Kapısının açılma sesiyle Doruk'un bilinci açılmaya başladı yavaş yavaş ama gözlerini açamayacak kadar halsizdi.
Adım sesleri gittikçe yaklaşıyorken ses birden durdu. Biraz bekledikten sonra saçlarında bir el hissetti, okşuyordu. Gözlerini açıp bakmak istedi kim olduğuna ama gücü yoktu, fazlasıyla halsiz olan bedenini sağa bile döndüremiyordu.
"Mmh" küçük bir mırıltı çıkardı Doruk. Saçlarındaki elin sahibi duraksadı ve küçük odada bir yutkunma sesi duyuldu.
Doruk yattığı yerin yanının göçtüğünü hissetti. Anlaşılan yanına oturmuştu.
Bu sefer saçlarındaki el, Doruk'un ön saçlarını geriye yatırdı ve alnında bir el hissetti Doruk. Ateşini ölçüyordü. Daha sonra karşısındaki beden elini çekti ve eğildiğini hissetti hemen ardından alnında yumuşak dudakları hissetti. Bir süre alnında bekledi dudaklar daha sonra yavaşça geri çekildi ve tekrar aynı dudakları saçlarında hissetti Doruk. Burnuna dolan koku ile Giray olduğunu anlamıştı. Onun kokusunu ezberlemişti.Derin bir nefes çekti içine Giray ve bir süre de orada soluklandı. Saçlarını yavaşça okşamaya devam ederken bir yandan da ara ara öpücükler konduruyordu. Doruk çok huzurlu hissediyordu şimdi. Bilinci tekrar yavaşça kapanmaya başladı ve tekrar derin uykunun kollarına bıraktı kendini.
...
Doruk gözlerini yavaşça araladı. Yerinden hafifçe doğruldu ve etrafına bakındı. Birden başına çok feci bir ağrı saplanmıştı. Elini alnına getirip başını tutarak üstündeki yorganı çekti. Zorla ayağa kalktı. Başı çok fena dönüyordu. Yavaş ve tutunacak yer arayarak tuvalete adımlamaya başladı.
"Doruk bekle." Duyduğu ses ile hangi ara geldiğini bilmediği ve hızla ona adımlayan Giray'ı gördü.
Giray onun kolundan tuttu ve elini çenesine attı.
"Hâlâ iyi değilsin biraz daha uyusaydın." Doruk kafasını hayır anlamında salladı.
"Saat kaç?" Sesi sonlara doğru kısıldı ve ardından öksürdü.
Giray onu belinden tutarak geri yatağa oturttu. "Saat dört." Ardından Doruk'un yüzünü süzdü ve elini Doruk'un alnına getirdi.
"Hâlâ ateşin var, bir türlü dinmiyor.
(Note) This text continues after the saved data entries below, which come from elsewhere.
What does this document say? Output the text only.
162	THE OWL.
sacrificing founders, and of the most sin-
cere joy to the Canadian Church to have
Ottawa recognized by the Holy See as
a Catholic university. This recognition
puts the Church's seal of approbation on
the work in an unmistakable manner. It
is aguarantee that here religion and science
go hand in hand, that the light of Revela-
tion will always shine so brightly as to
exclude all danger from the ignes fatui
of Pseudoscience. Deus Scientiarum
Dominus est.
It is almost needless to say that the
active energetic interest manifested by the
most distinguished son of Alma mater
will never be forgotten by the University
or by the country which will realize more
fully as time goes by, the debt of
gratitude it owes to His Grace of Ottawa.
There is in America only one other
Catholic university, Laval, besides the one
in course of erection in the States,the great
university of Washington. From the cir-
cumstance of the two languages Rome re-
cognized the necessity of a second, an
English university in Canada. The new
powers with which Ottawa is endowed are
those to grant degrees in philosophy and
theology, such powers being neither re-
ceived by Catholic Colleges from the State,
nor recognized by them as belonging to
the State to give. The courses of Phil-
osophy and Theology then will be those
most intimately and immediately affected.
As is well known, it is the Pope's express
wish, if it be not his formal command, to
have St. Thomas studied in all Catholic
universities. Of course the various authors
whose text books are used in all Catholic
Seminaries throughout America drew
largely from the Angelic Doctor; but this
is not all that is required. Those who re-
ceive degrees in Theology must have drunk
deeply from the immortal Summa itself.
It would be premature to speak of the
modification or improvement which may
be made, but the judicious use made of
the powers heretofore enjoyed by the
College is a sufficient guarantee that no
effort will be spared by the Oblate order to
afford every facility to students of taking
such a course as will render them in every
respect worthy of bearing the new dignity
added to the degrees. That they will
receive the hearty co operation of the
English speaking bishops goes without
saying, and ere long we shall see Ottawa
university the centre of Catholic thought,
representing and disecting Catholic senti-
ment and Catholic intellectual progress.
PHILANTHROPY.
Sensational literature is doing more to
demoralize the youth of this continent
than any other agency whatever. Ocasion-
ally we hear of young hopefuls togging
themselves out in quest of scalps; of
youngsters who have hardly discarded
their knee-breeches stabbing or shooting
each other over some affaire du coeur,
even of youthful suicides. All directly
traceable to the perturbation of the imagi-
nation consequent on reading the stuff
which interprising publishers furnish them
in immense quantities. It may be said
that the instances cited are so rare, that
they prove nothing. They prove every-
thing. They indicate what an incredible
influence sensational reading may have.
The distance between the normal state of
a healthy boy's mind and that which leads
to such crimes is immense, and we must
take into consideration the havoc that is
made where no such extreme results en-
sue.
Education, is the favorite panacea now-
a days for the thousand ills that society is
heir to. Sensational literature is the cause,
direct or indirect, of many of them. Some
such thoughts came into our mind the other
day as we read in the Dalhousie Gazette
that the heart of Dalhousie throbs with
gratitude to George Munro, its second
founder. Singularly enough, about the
Eczaneden ilaç ve vitaminler aldım getireceğim şimdi. Bekle burada."
Giray aynı hızla odadan çıktığında Doruk onun arkasından baktı sadece. Oturduğu yatağa tamamen yayıldı ve üstüne yorganı geri çekti, üşüyordu çok fena.
Giray odaya tepsiyle girdiğinde elindeki tepsiyi komodine bıraktı.
"Üstünü örtme ateşin var. Uyurken üstünü açmıştım ama ısrarla geri örtüp durdun zaten." Eğilip üstündeki örtüyü geri attı.
"Ateşin yükselmesin."
Doruk tepsinin üstündeki su dolu bardağı, hapları, çorba ve ekmeği görünce doğruldu yerinden
"İlk başta ağzına bir dilim ekmek at. Boş karna ilaç içmek zararlı." Deyip ekmekten bir parça koparıp Doruk'un açtığı ağzına başparmağı ile itiverdi.
ŞİMDİ OKUDUĞUN
Haptofobi - GAY
RomanceHaptofobi'ye sahip olan Giray, yıllardır kimseye dokunamazken hayatına Doruk'un girmesiyle ilk kez birisine karşı bu kadar büyük bir temas arzusu taşımaya başlamıştı. Dahası ileride bu çocuğa bağımlı olacağından bile habersizdi... [Haptofobi: Dokunm...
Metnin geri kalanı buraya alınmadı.